Simulando un attacco terroristico ad un supermarket, il comitato farà intervenire forze dell’ordine e soccorsi, dando il ruolo previsto ai ragazzi del softair, di simulare i terroristi e la loro rete. Durante l’evento saranno predeterminate quindi alcune linee guida da dare alle comparse, come ad esempio l’orario di inizio dell’attacco, se prendere oppure no degli ostaggi, ma è preferibile lasciare spazio su come arrivare al loro obbiettivo da soli. Le FFOO entreranno in azione, ottenendo l’intelligence direttamente sul campo, come in una azione reale, a seguito quindi i soccorsi, di modo da testarne bene anche le capacità e capire, dall’esterno, quali criticità possano avere.
La capacità di controllo diretto, con un certo grado di previsione dell’evento, da parte del comitato, permette di mettere in luce tutte le difficoltà e le migliorie da apportare, individua anche potenziali elementi di pericolo sul territorio. Un EVENTO ROLEPLAY, in questo modo, diventa una opportunità non solo per istruire il cittadino comune, ma anche per ottenere una grande quantità di valutazioni e di dati utilissimi anche ad un livello di considerazione più alto.
Parte 2.2
Il gioco di ruolo per insegnare e coinvolgere
Come abbiamo già esposto, il gioco di ruolo ha questa caratteristica di essere insieme serio ma piacevole, di offrire un’esperienza ludica ma al contempo di insegnare e migliorare chi vi partecipa.
Si è scelti questa metodologia per riuscire a coinvolgere il cittadino comune, tramite le associazioni di cui abbiamo parlato, per riuscire ad arrivare al risultato di ottenere uno scenario possibile in cui almeno una persona su dieci riesca a passare da un tipo di reazione INDESIDERATA a una DESIDERATA. Il metodo dolce ma estremamente coinvolgente, permette di modificare, e non lentamente, il comportamento, nonostante l’evento in sé ha una durata piuttosto breve, perché la fase di apprendimento permane anche dopo la fine dell’evento e, si spera, durerà fino al prossimo.
La decisione di riuscire a modificare il comportamento di un decimo solo dei presenti ad una situazione critica, è data dal fatto che non è necessario che tutti siano pronti: l’uomo, animale sociale per eccellenza, tende a individuare e seguire per istinto un individuo capace di mantenere la calma e che, in una situazione di panico, riesce a dare una direzione agli istinti caotici.
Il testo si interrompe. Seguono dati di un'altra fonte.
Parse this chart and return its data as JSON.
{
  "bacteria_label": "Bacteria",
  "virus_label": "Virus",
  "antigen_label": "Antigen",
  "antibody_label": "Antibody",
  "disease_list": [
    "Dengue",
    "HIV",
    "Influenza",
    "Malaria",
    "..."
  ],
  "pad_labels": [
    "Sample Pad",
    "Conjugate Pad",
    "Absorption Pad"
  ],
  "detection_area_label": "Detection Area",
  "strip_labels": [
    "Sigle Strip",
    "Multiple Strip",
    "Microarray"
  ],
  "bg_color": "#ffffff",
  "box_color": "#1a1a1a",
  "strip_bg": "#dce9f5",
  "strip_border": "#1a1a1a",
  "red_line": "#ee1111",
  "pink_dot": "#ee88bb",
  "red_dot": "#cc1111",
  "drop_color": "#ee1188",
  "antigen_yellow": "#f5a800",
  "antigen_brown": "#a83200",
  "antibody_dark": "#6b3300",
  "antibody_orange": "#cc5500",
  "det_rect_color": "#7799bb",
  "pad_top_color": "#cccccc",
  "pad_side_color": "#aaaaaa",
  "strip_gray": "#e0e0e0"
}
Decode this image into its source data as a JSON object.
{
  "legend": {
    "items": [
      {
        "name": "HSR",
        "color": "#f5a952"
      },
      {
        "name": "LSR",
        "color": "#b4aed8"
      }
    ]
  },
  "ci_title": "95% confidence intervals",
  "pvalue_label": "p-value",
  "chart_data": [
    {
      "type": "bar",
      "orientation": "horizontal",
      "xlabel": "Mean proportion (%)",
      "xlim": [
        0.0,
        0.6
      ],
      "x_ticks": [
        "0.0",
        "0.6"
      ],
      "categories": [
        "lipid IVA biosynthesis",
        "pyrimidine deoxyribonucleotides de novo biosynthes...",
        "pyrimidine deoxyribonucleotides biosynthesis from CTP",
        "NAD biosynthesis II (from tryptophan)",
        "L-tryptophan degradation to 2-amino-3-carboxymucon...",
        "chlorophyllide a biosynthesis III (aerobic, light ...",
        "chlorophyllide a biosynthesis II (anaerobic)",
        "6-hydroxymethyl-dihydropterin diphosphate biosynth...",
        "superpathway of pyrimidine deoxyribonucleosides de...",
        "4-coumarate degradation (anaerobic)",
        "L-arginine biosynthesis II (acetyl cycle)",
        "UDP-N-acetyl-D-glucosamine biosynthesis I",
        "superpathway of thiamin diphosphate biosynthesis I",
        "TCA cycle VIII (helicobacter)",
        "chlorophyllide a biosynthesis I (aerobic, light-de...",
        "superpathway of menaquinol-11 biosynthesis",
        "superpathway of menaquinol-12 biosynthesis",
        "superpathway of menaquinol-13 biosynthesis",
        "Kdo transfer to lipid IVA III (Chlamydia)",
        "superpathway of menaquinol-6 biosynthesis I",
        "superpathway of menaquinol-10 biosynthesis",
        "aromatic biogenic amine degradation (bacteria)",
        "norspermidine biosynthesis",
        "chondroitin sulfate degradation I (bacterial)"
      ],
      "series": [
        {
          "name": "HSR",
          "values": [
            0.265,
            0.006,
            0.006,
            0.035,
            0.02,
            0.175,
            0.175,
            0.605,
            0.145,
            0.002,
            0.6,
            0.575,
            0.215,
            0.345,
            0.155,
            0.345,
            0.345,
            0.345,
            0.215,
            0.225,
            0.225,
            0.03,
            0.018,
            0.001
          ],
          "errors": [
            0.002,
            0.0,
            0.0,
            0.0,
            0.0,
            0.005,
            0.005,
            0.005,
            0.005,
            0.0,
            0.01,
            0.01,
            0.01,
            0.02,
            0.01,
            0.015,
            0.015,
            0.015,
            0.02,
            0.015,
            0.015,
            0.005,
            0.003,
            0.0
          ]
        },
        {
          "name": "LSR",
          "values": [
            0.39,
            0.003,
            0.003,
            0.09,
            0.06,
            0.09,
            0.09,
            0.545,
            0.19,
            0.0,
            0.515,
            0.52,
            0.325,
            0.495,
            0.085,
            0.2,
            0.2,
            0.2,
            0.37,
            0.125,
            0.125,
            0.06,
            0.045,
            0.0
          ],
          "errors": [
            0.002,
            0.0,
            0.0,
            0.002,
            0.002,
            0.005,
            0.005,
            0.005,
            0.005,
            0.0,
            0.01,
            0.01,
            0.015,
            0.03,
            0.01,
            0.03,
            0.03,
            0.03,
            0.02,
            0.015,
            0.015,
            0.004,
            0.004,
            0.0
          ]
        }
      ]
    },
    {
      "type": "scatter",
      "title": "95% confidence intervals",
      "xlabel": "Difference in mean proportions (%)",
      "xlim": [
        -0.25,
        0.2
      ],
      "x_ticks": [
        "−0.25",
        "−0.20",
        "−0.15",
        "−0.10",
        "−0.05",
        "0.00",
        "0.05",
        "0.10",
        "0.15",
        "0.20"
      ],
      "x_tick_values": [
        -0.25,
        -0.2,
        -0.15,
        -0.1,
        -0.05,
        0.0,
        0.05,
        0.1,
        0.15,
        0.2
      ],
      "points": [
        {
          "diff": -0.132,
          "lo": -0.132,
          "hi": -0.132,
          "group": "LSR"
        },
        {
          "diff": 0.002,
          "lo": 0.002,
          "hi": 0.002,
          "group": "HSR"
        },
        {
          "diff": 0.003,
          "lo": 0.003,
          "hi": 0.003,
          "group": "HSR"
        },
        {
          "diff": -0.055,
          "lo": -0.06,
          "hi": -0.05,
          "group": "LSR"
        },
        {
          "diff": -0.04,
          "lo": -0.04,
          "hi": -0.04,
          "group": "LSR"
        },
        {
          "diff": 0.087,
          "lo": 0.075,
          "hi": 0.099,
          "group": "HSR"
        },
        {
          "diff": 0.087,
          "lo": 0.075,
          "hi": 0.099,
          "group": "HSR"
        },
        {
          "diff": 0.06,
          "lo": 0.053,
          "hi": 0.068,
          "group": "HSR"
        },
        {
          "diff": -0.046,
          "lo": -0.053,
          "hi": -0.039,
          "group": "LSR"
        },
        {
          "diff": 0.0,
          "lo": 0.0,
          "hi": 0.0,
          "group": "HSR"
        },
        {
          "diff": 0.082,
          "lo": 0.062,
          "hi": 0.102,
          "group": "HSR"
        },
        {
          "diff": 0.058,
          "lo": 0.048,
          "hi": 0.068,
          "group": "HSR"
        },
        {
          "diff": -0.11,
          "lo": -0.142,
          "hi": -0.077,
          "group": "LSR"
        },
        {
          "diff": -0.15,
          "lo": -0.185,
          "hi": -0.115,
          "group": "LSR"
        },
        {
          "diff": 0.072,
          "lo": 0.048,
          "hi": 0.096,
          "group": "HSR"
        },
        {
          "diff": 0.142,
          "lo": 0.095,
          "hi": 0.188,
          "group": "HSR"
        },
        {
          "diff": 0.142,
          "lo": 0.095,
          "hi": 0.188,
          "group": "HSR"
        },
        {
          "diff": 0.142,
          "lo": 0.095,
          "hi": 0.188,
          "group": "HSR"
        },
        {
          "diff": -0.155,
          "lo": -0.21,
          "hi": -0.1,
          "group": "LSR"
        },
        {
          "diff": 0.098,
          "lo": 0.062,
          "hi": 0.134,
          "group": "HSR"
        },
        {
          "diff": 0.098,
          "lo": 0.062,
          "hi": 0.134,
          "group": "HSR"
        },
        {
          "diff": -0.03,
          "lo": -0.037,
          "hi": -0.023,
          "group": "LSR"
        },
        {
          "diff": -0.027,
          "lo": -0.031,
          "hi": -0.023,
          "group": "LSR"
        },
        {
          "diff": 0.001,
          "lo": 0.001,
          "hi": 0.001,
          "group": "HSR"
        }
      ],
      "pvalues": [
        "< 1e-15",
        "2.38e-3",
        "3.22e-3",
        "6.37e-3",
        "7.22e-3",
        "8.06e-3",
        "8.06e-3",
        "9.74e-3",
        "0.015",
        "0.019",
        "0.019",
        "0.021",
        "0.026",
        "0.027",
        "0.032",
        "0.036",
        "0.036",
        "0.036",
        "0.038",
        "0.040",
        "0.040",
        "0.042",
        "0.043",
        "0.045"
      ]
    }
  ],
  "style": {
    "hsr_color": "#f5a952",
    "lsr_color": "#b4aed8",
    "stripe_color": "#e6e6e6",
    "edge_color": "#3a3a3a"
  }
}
Un piccolo cambiamento diffuso, genera così una modifica attiva, genera persone capaci di un intervento immediato, che facilitano l’azione delle forze dell’ordine e dei soccorsi invece di creare situazioni che possono danneggiare le attività a seguire, tutto questo perché hanno imparato, in situazioni vicine a quelle reali, parte delle procedure adatte.
Questo tipo di attività, se ben gestite, possono diventare un appuntamento piacevole per la cittadinanza, e insieme rispondere al desiderio di essere utili alla comunità, creando un effetto volano.